Advertorial

Agar Tak Rugi, SWI Minta Masyarakat Pahami Legalitas Layanan Pinjol, Binary Option, dan Aset Kripto

Kompas.com - 22/02/2022, 20:10 WIB

JAKARTA, KOMPAS.com – Keberadaan platform binary option dan pinjaman online ilegal menjadi perhatian serius Otoritas Jasa Keuangan (OJK). Pasalnya, dua layanan keuangan ilegal tersebut kerap menimbulkan keresahan masyarakat. Bahkan, tak sedikit masyarakat yang dirugikan hingga miliaran rupiah.

Untuk mengatasi masalah tersebut, OJK bersama 11 kementerian dan lembaga pemerintahan membentuk Satgas Waspada Investasi (SWI). Satgas ini bertugas melakukan pencegahan dengan memberikan informasi kepada masyarakat.

Deputi Komisioner Hubungan Masyarakat dan Logistik Anto Prabowo mengatakan, setiap transaksi keuangan memiliki lima aspek penting, yakni manfaat, biaya, risiko, legalitas, dan logis.

Agar terhindar dari kerugian, Anto mengimbau masyarakat untuk mengecek aspek legalitas atau perizinan dari pihak penyedia layanan investasi dan financial technology (fintech) sebelum melakukan transaksi.

Kemudian, cek pula aspek kelogisan dari tawaran investasi dan pinjaman online. Masyarakat dapat membandingkan tawaran tersebut dengan layanan serupa dari penyedia jasa keuangan yang legal.

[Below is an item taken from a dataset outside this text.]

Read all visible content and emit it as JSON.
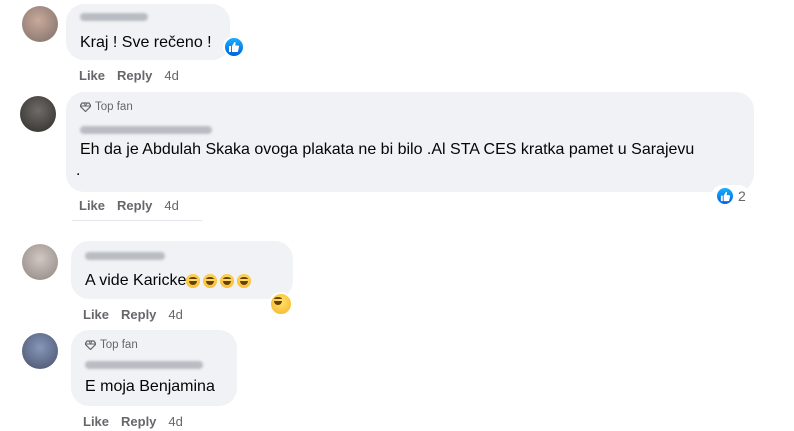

“Hal ini bertujuan untuk terhindar dari tawaran investasi bodong dan pinjaman online (pinjol) ilegal,” jelas Anto dalam Media Briefing SWI, Senin (21/2.2022).

Selain investasi binary option dan pinjol ilegal, OJK juga meminta masyarakat agar berhati-hati dalam menginvestasikan dana di aset kripto atau cryptocurrency.

Pasalnya, jelas Anto, aset kripto dapat disalahgunakan untuk penawaran berskema ponzi.

“Masyarakat harus paham bagaimana menyikapi perdagangan dan pemanfaatan (aset) kripto serta ruang lingkupnya,” katanya.

Anto juga mengapresiasi Kantor Kementerian Komunikasi dan Informatika (Kemenkominfo) yang telah membantu SWI bekerja sama dengan Google dan Apple agar setiap aplikasi pinjol harus terlebih mendapatkan izin dari OJK sebelum muncul di Google Play Store dan Apple Store.

Menurutnya, hal tersebut merupakan salah satu bagian dari pencegahan supaya masyarakat tidak terjebak dengan pinjol ilegal.

Ia juga mengapresiasi Kepolisian Negara Republik Indonesia (Polri) yang terus melakukan pencegahan dan penanganan layanan investasi bodong dan pinjol ilegal.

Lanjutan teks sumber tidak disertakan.